NAPOLI – Cardinale Sepe: “Confermo e rinnovo vicinanza e solidarietà a tutti i lavoratori della Whirlpoll, nella condivisione delle loro ansie e della loro legittima rivendicazione del diritto al lavoro. Seguo da tempo questa vicenda che è certamente triste e che trovo del tutto assurda per il protrarsi di un’attesa lunga e snervante rispetto ad una composizione possibile della vertenza con la Società titolare o rispetto alla individuazione di una credibile soluzione alternativa con la mediazione e la necessaria garanzia delle Istituzioni.

Sono stato più volte tra i lavoratori nello stabilimento di Napoli dove ho anche celebrato una festa del Primo Maggio e la Messa, perché il lavoro è fattore fondamentale nell’affermazione della dignità della persona.
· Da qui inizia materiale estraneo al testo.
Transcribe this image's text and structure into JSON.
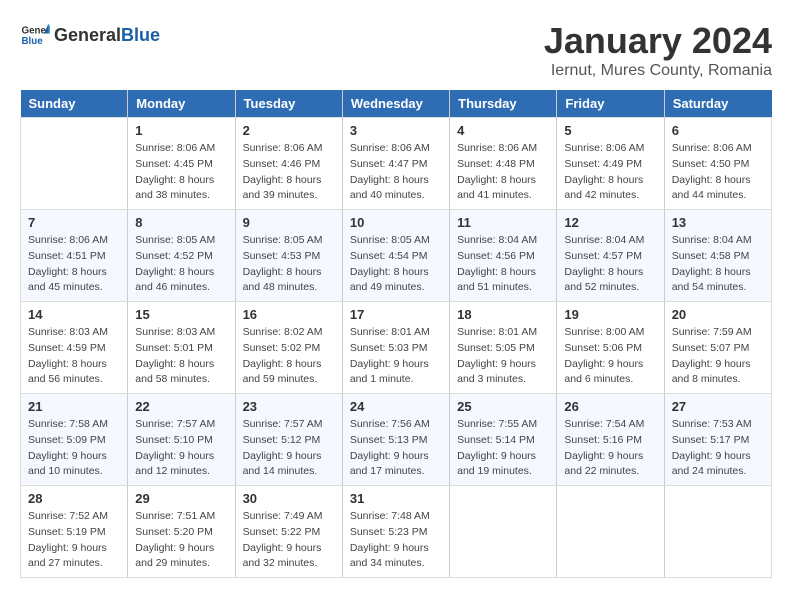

Ho sempre trovato un’Azienda fiorente, moderna e competitiva grazie all’alto livello professionale di tutte le maestranze. Conseguentemente, mi è sembrata incomprensibile e ingiustificabile la decisione aziendale di chiudere lo stabilimento. Rispetto a tale imminente ipotesi non si può restare indifferenti e prendere semplicemente atto. E’ necessario che le Istituzioni nazionali e locali, in ragione del loro ruolo e potere, si attivino decisamente e concretamente.

Bisogna salvare un’Azienda che rappresenta una eccellenza nel mondo produttivo cittadino e meridionale. Occorre tutelare i lavoratori e le loro famiglie. Napoli, già provata sul piano occupazionale e sociale, non può essere ulteriormente privata di una struttura produttiva valida e apprezzata sui mercati.

A nome della Chiesa di Napoli esprimo l’auspicio -e rivolgo accorato appello alle Autorità competenti- che dall’incontro odierno possa uscire una scelta che sia rassicurante per tutti, mantenendo aperto e attivo lo stabilimento Whirlpool di Napoli”.